Germany wanted investors to take a “haircut” on existing loans before aid was granted. This would mean massive write-downs for banks and we might get a glimpse of their risk exposure to sovereign debt. This proposal would give the aid money greater standing and it would not be lumped in with loans that will have to be renegotiated in the future. Ireland received aid and no “haircuts” were taken.

The ECB/IMF has been buying sovereign debt for months in an effort to contain fear. Investors have been liquidating sovereign debt positions and that is causing interest rates to jump higher. This genie is out of the bottle and the ECB/IMF can no longer mask it. Structural problems will bankrupt countries and entitlement reform is being met with rioting. European interest rates are climbing as default risk increases.

In the US, we have our own debt issues to deal with. States are running massive deficits and they have structural problems. Muni bond interest rates spiked last week and credit concerns could work their way from the bottom up domestically. The US has structural problems on a national level (Social Security, Medicare and Medicaid), but our reputation and status as the global reserve currency is keeping us afloat.

Last summer, we saw a flight to quality into US treasuries when Greece stumbled. This time around, Ireland, Portugal and Spain are lined up in front of a firing squad and the situation is dire. You would expect to see US treasuries rally and interest rates decline especially when our government is buying its own bonds. That is not the case. Interest rates in the US are stable and that tells me they are ready to move higher. At this juncture, it is difficult to determine if the selling is because of fear or if it is because economic conditions are improving.

In the last few weeks, signs of a gradual recovery are surfacing. Initial jobless claims have been dropping, GDP came in better than expected and retail sales were decent. This is going to be a very busy week from an economic standpoint. Chicago PMI, consumer confidence, ADP employment, ISM manufacturing, construction spending, auto sales, The Beige Book, initial claims, ISM services, China’s PMI and the Unemployment Report will be released. I am expecting excellent results.

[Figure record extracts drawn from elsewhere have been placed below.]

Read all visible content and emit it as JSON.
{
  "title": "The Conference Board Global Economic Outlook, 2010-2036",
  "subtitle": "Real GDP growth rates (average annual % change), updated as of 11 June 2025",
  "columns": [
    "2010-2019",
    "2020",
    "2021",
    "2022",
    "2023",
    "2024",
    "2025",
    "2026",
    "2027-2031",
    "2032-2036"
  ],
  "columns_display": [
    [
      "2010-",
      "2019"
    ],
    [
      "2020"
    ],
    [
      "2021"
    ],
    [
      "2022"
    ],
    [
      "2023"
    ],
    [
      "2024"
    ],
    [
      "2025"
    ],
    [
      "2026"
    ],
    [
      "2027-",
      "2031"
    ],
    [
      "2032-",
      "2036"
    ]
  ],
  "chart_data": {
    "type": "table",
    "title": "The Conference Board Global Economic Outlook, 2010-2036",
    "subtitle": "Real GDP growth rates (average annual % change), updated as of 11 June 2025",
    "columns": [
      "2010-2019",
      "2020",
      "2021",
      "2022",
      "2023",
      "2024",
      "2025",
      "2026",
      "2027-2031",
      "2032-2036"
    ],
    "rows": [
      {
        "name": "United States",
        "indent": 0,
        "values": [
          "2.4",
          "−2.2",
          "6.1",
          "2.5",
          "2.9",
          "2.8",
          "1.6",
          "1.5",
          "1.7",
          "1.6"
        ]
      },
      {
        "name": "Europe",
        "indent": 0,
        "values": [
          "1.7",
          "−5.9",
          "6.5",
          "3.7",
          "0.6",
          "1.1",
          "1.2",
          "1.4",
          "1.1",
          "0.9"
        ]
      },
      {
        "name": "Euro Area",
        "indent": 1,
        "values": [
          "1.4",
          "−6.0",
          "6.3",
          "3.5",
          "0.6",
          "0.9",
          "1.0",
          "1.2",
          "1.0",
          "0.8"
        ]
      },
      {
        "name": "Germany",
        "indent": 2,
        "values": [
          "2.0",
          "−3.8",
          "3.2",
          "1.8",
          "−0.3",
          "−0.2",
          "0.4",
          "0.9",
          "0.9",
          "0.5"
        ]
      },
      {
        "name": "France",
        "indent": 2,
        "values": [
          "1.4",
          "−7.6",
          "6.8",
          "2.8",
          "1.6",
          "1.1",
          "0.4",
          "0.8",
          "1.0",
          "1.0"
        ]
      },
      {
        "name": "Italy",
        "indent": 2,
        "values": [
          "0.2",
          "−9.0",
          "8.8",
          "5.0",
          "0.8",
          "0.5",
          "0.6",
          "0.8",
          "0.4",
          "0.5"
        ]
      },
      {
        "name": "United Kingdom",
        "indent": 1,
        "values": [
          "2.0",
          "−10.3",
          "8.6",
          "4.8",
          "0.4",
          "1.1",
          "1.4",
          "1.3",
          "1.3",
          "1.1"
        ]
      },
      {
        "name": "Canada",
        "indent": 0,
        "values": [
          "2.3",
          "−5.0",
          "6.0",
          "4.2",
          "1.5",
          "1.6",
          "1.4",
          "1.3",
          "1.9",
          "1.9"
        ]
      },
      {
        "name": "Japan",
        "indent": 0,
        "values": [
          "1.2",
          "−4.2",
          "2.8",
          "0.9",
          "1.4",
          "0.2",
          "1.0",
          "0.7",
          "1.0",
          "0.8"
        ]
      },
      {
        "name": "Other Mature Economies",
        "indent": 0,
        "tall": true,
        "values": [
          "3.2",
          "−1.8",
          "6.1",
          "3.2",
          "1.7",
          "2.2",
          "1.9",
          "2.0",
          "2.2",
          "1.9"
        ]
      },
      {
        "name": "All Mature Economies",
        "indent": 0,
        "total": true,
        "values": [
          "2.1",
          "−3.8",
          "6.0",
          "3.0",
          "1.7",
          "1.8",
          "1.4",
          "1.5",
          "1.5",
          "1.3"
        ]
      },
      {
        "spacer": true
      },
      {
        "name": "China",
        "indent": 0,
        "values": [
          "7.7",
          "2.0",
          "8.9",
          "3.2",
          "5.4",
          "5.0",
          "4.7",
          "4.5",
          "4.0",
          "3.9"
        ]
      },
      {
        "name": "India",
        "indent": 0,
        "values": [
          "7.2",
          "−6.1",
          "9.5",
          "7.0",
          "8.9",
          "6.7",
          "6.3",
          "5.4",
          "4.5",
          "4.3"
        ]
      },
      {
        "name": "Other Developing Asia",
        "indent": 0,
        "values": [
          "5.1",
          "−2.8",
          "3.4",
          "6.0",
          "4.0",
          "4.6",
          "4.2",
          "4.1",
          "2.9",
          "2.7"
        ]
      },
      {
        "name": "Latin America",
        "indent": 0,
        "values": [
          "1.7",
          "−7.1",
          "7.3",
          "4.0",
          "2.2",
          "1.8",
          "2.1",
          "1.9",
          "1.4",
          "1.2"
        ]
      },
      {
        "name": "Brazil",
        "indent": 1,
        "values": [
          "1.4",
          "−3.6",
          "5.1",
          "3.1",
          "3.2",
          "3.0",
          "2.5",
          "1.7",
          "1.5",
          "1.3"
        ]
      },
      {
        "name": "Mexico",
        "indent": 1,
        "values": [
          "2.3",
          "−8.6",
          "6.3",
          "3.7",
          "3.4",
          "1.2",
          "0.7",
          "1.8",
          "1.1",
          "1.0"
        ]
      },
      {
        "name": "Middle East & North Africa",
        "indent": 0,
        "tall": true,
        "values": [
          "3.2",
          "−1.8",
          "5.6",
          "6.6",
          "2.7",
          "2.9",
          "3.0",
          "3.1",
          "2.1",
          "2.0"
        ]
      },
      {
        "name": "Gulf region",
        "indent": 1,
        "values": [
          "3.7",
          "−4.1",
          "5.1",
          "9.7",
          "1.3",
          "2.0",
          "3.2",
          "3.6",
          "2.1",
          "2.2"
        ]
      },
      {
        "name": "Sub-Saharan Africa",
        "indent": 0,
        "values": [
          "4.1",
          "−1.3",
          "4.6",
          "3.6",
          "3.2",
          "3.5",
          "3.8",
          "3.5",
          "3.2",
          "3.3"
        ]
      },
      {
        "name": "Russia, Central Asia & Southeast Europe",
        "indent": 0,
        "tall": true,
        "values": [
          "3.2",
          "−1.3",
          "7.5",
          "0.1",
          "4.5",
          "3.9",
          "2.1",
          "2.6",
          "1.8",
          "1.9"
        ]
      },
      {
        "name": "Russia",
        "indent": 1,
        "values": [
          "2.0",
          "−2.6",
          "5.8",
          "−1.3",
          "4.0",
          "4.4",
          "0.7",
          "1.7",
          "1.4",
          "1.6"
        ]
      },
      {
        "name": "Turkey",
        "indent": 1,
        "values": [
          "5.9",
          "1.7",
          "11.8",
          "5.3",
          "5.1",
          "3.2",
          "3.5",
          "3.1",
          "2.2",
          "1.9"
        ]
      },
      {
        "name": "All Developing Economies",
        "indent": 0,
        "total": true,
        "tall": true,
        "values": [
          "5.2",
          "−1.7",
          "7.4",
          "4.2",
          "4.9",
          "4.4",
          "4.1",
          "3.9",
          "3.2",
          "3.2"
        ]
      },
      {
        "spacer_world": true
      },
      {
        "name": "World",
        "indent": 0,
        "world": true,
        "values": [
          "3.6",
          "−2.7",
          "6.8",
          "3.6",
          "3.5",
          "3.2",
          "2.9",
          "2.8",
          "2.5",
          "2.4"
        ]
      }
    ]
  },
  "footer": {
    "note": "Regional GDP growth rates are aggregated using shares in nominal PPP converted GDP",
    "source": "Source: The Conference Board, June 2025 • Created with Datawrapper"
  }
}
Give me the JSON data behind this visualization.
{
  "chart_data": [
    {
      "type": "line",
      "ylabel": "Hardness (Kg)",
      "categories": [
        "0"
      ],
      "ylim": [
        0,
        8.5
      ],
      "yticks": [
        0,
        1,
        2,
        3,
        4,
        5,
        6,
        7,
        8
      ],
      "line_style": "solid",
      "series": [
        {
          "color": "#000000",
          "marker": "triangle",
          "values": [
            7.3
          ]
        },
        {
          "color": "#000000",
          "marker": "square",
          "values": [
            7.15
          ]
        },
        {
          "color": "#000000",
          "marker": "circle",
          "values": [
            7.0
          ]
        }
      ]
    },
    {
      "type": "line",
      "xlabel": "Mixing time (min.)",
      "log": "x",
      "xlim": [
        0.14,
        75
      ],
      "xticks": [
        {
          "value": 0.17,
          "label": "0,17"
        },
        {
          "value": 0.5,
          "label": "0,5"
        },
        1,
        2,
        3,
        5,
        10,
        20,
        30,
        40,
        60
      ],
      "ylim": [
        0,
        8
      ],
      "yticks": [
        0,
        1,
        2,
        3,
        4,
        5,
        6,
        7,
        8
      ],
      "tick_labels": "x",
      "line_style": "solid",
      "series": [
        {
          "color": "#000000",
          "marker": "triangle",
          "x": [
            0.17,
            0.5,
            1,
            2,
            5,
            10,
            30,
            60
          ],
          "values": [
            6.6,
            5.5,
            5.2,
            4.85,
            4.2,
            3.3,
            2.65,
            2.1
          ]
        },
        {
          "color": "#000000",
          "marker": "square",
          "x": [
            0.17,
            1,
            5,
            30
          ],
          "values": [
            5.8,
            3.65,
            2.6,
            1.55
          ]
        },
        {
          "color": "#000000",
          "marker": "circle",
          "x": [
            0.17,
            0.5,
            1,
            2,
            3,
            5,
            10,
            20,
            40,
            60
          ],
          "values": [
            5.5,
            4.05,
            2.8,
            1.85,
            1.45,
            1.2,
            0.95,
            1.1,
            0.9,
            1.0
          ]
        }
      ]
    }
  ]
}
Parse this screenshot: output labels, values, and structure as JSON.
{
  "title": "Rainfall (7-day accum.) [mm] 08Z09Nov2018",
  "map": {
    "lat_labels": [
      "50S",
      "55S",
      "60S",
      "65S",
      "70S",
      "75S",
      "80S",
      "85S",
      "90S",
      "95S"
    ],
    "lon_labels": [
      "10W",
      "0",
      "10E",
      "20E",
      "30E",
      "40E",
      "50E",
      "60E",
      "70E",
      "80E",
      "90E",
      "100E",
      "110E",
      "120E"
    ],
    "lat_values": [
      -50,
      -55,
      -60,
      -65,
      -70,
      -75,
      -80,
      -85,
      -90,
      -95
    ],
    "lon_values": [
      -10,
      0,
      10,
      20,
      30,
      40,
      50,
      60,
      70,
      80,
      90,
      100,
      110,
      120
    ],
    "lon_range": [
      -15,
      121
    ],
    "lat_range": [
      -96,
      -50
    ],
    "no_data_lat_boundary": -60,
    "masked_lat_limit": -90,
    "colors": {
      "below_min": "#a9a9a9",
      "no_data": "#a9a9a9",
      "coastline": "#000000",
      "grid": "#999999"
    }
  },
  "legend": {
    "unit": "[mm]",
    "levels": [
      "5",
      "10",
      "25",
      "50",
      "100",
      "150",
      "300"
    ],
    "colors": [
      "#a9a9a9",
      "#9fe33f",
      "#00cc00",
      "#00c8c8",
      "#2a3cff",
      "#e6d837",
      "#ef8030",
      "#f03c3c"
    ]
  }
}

No matter how great the temptation, I have learned not to short the market into year-end. The seasonality is very strong and Asset Managers want to “goose” the market to enhance performance. Even a small bid in light volume can push the market higher. I believe the economic statistics this week will produce a rally and traders will momentarily take their eye off of Portugal and Spain.

Nice corporate profits, strong balance sheets, low interest rates and improving economic activity will calm nerves. However, I am not looking for a runaway rally. We will be lucky to get back to the highs of the year. Option implied volatilities are on the rise and that has set up nice put credit spreading opportunities. If support at SPY 117.50 holds today, I will add to my positions. I am focusing on companies that generate revenues in emerging markets and I am selling spreads below major support levels to distance myself from the action.

If SPY 117.50 fails, major support at SPY 115 will be quickly tested. My positions won’t suffer much damage at that point, but that level must hold. If it does not, I will buy back my put credit spreads and I will wait to see if support at SPY 112 holds. Take a neutral to slightly bullish approach to the market and try to sell some rich option premiums.